The Humility of Inability:
I believe a statement which says that love (as I've described) is impossible for human persons to achieve is more or less a true statement. However, this limit is not a limitation of potential or the possibility of loving, but it is a limitation in either our knowledge of, or desire for, the other person's good. With that, I think it seems simply true that we should struggle to train ourselves--by way of habit--to love others in the way I've been describing for some time now. So, what shall we make of our failures and our inabilities? The answer is humility.
We often fail to love others and fail to treat them as we would want to be treated, this is often because we don't know how to love others and thus can't choose properly which action to take. We are ignorant of so many things in this world, and indeed one of them is how we ought to treat others. We must approach situations in which it is difficult to understand the proper course of action with humility. In these situations our pride says, "There is nothing to be done here." On another hand, our humility would say, "There is something to be done here, I am just not quite sure what it is." Though there may be a true ambiguity in our understanding, there may still be a possible response to the situation. ALL people are deserving of our love. And so where there is a person, there love is required. Humility sees this, and the habit of humility expects this, even in situations where the loving response is unknown to us. Humility helps us not only to accept the ambiguities we face each day, but it also reminds us that we are to be ready to love others even when a certain and concrete course of action is unknown. Sometimes all we can do is act with a sincere intention for another's good.

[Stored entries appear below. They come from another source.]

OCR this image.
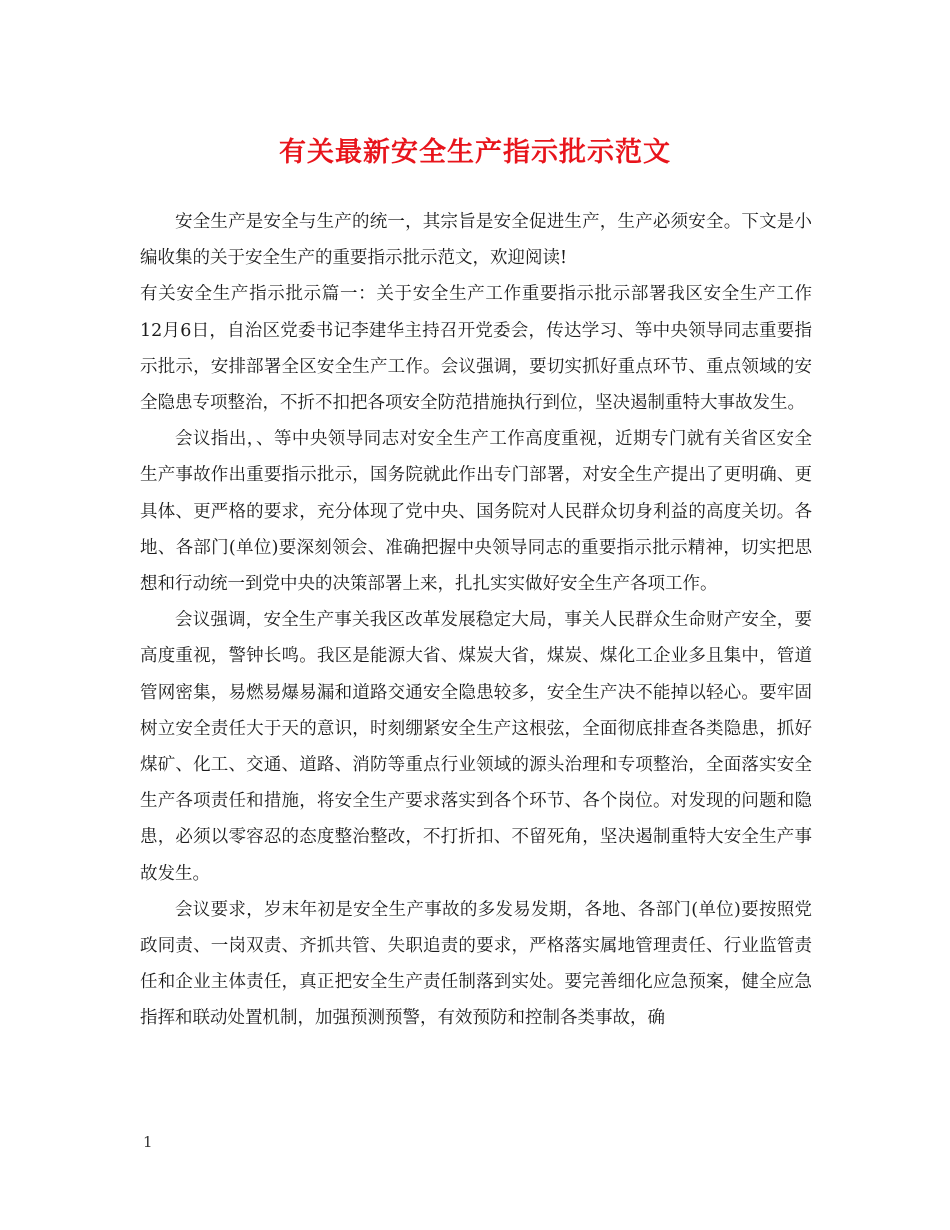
有关最新安全生产指示批示范文

安全生产是安全与生产的统一，其宗旨是安全促进生产，生产必须安全。下文是小编收集的关于安全生产的重要指示批示范文，欢迎阅读!

有关安全生产指示批示篇一：关于安全生产工作重要指示批示部署我区安全生产工作　　12月6日，自治区党委书记李建华主持召开党委会，传达学习、等中央领导同志重要指示批示，安排部署全区安全生产工作。会议强调，要切实抓好重点环节、重点领域的安全隐患专项整治，不折不扣把各项安全防范措施执行到位，坚决遏制重特大事故发生。

会议指出，、等中央领导同志对安全生产工作高度重视，近期专门就有关省区安全生产事故作出重要指示批示，国务院就此作出专门部署，对安全生产提出了更明确、更具体、更严格的要求，充分体现了党中央、国务院对人民群众切身利益的高度关切。各地、各部门(单位)要深刻领会、准确把握中央领导同志的重要指示批示精神，切实把思想和行动统一到党中央的决策部署上来，扎扎实实做好安全生产各项工作。

会议强调，安全生产事关我区改革发展稳定大局，事关人民群众生命财产安全，要高度重视，警钟长鸣。我区是能源大省、煤炭大省，煤炭、煤化工企业多且集中，管道管网密集，易燃易爆易漏和道路交通安全隐患较多，安全生产决不能掉以轻心。要牢固树立安全责任大于天的意识，时刻绷紧安全生产这根弦，全面彻底排查各类隐患，抓好煤矿、化工、交通、道路、消防等重点行业领域的源头治理和专项整治，全面落实安全生产各项责任和措施，将安全生产要求落实到各个环节、各个岗位。对发现的问题和隐患，必须以零容忍的态度整治整改，不打折扣、不留死角，坚决遏制重特大安全生产事故发生。

会议要求，岁末年初是安全生产事故的多发易发期，各地、各部门(单位)要按照党政同责、一岗双责、齐抓共管、失职追责的要求，严格落实属地管理责任、行业监管责任和企业主体责任，真正把安全生产责任制落到实处。要完善细化应急预案，健全应急指挥和联动处置机制，加强预测预警，有效预防和控制各类事故，确

1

As I said at the beginning, we must accept the limits of our ability to both understand a certain issue and explain it. Analogously, we need to accept the limits of our ability to both understand a situation and take the proper course of action in it. When we don't love due to a lack of desire for the other's good, we are humbled by the reality that there is a standard that we are capable of, although we fail to achieved it. In this we demonstrate that we lack a power critical to loving, and as I said, this power is the power to desire the good of someone else. Realizing that we are not able to exercise this power to do good should also humble us. This is because we have demonstrated our inability to reach a standard of loving that was possible for us to attain. If we know we can do something for others and do not perform, the internal disposition that is developed by humility is guilt or remorse. In our society today guilt and remorse are bad things; thus, we have gotten rid of many notions of a standard that we are to adhere to in our actions. However, guilt and remorse are not primarily negative, but when they are properly ordered they stir us to feel bad about ways we've failed so we will be reminded to do better next time.
Although, as usual, I am not satisfied with my treatment of all of these points (and the limit of my own mind), I think it's true that when we perfectly apply the form of life I've presented in this project, then humility is required. Also, when we fail to understand what course of action is needed to truly love others, we are to respond with humility. Lastly, when we fail to exercise our ability to love even when we knew the right course of action, we are to be humbled. Thus, if anyone desires to achieve greatness (or at least attempt it), they must be ready to accept humility, humility, and humility, and desire to be the servant of all. Perhaps though, as mere humans, we will never attain the perfect form of greatness that loves perfectly. In that case, maybe, by means of humility, we need seek help beyond what we can give ourselves. Perhaps only One can love perfectly, and the only way for us to begin achieve this form of love is to sit at the feet of the Master and learn.